The opinions and positions expressed by Sun columnists do not necessarily reflect those of the Sun, its management or editorial board. 

7 thoughts on “Springs land use issues to pay attention to before it’s too late

  1. SOS

    Save Our Springs — Save Our Sonoma

    We need to march in front of the bldg on weekends. SMI already in discussions.

    Contact Patricia Cullinan of Landmarks Commission!

  2. Supervisor Gorin usually does not listen to me. But, I will be sending her an e-mail. This building should be converted into a “mini mall” for local small business people. They even have a parking lot next to it, that could be used for outdoor bites and drinks.

  3. Susan “Let’s Have a Meeting” Gorin is a joke. Other supes on board have voted against her on several key issues. She needs to go.

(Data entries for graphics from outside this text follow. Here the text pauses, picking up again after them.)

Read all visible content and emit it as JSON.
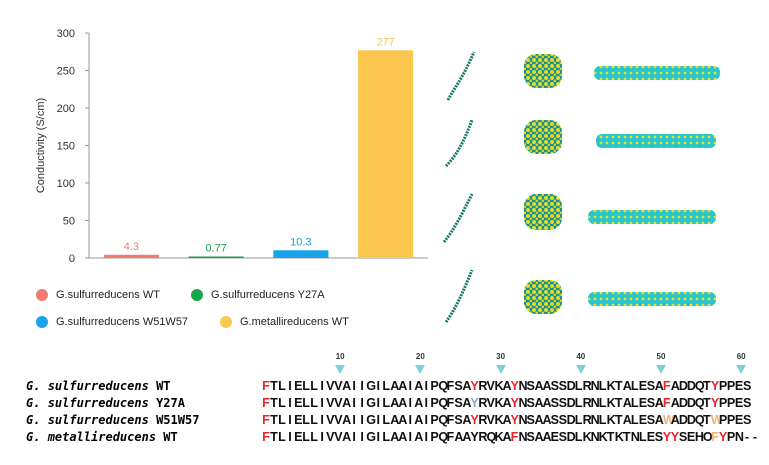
{
  "chart_data": {
    "type": "bar",
    "ylabel": "Conductivity (S/cm)",
    "ylim": [
      0,
      300
    ],
    "yticks": [
      0,
      50,
      100,
      150,
      200,
      250,
      300
    ],
    "grid": false,
    "legend_position": "bottom",
    "series": [
      {
        "name": "G.sulfurreducens WT",
        "value": 4.3,
        "label": "4.3",
        "color": "#f07b72"
      },
      {
        "name": "G.sulfurreducens Y27A",
        "value": 0.77,
        "label": "0.77",
        "color": "#1aa64a"
      },
      {
        "name": "G.sulfurreducens W51W57",
        "value": 10.3,
        "label": "10.3",
        "color": "#1aa3e8"
      },
      {
        "name": "G.metallireducens WT",
        "value": 277,
        "label": "277",
        "color": "#fcc74f"
      }
    ]
  },
  "alignment": {
    "markers": [
      "10",
      "20",
      "30",
      "40",
      "50",
      "60"
    ],
    "marker_color": "#7fd1d8",
    "rows": [
      {
        "genus": "G.",
        "species": "sulfurreducens",
        "strain": "WT",
        "sequence": "FTLIELLIVVAIIGILAAIAIPQFSAYRVKAYNSAASSDLRNLKTALESAFADDQTYPPES"
      },
      {
        "genus": "G.",
        "species": "sulfurreducens",
        "strain": "Y27A",
        "sequence": "FTLIELLIVVAIIGILAAIAIPQFSAYRVKAYNSAASSDLRNLKTALESAFADDQTYPPES"
      },
      {
        "genus": "G.",
        "species": "sulfurreducens",
        "strain": "W51W57",
        "sequence": "FTLIELLIVVAIIGILAAIAIPQFSAYRVKAYNSAASSDLRNLKTALESAWADDQTWPPES"
      },
      {
        "genus": "G.",
        "species": "metallireducens",
        "strain": "WT",
        "sequence": "FTLIELLIVVAIIGILAAIAIPQFAAYRQKAFNSAAESDLKNKTKTNLESYYSEHOFYPN--"
      }
    ],
    "highlight_colors": {
      "red": "#e8262a",
      "blue": "#8fa6d8",
      "orange": "#f3b27a"
    }
  }
}
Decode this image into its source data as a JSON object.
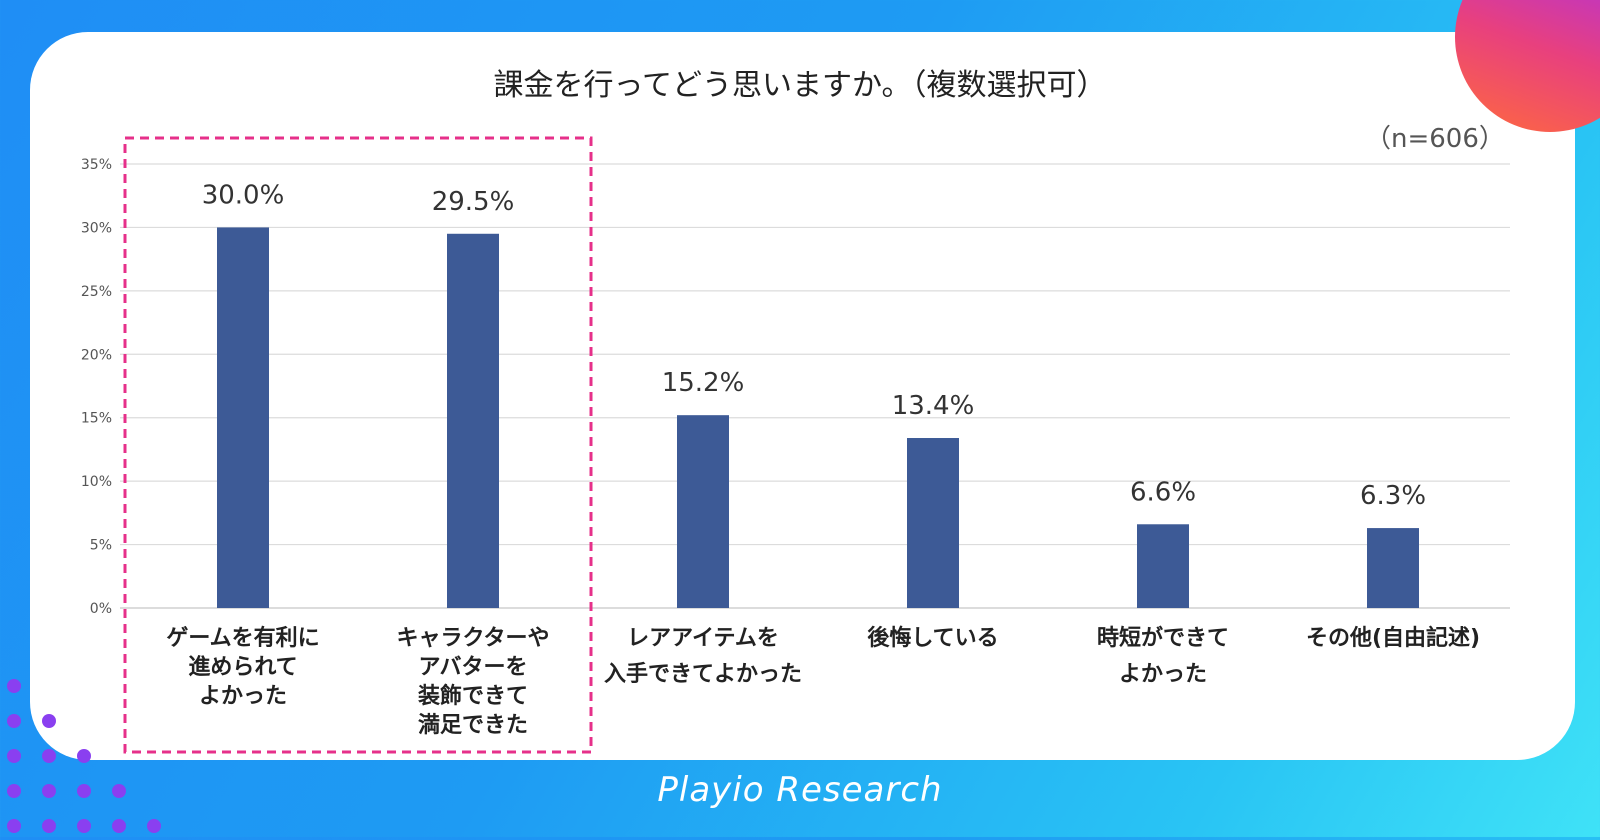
{
  "chart_data": {
    "type": "bar",
    "title": "課金を行ってどう思いますか。（複数選択可）",
    "sample_size": "（n=606）",
    "categories": [
      [
        "ゲームを有利に",
        "進められて",
        "よかった"
      ],
      [
        "キャラクターや",
        "アバターを",
        "装飾できて",
        "満足できた"
      ],
      [
        "レアアイテムを",
        "入手できてよかった"
      ],
      [
        "後悔している"
      ],
      [
        "時短ができて",
        "よかった"
      ],
      [
        "その他(自由記述)"
      ]
    ],
    "values": [
      30.0,
      29.5,
      15.2,
      13.4,
      6.6,
      6.3
    ],
    "value_labels": [
      "30.0%",
      "29.5%",
      "15.2%",
      "13.4%",
      "6.6%",
      "6.3%"
    ],
    "ylim": [
      0,
      35
    ],
    "yticks": [
      "0%",
      "5%",
      "10%",
      "15%",
      "20%",
      "25%",
      "30%",
      "35%"
    ],
    "grid": true,
    "bar_color": "#3d5a96",
    "highlight_color": "#e6308a",
    "highlighted_categories": [
      0,
      1
    ]
  },
  "brand": "Playio Research",
  "colors": {
    "accent": "#1f8ef5",
    "card": "#ffffff"
  }
}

  4. I was a Colorado resident when marijuana use became legal there and I saw the historic districts change from places with cool vintage stores, coffee shops, and cafes to streets over-saturated with dispensaries. It changes the landscape. It changes the neighborhoods. I agree that we need to, as a community, discourage marijuana retailers on Highway 12, where we have schools, neighborhoods, and cool shops.

  5. I don’t know if you can do much to stop the Devil Weed now . The state and county have got their feelers out .Like all the rest , they smell money .

  6. Rather than a confrontation with SMI over the use of the site, why not have a constructive collaborative dialogue between the neighborhood and the Inn that could produce a win-win for both, preserving both the ‘charm’ of the Springs AND bringing in what could be a major job-&-business generator for the neighborhood — i.e., the conference center? A new conference center could easily generate more traffic for existing local businesses than waiting for the random customer to stop in when the traffic light changes. Perhaps a conference center designed with the community in mind might have leasable spaces for new businesses on the perimeter or as part of the center itself that might even be designed to preserve the facade of the edifice but provide the $$-generating potential of a conference center for SMI. Having new local businesses that could service the conference center & its attendees could be a lucrative win-win, far more beneficial than a collection of often here-today-gone-tomorrow small retail businesses that depend precariously on the increasingly rare (in the age of online shopping) local walk-ins to keep the doors open.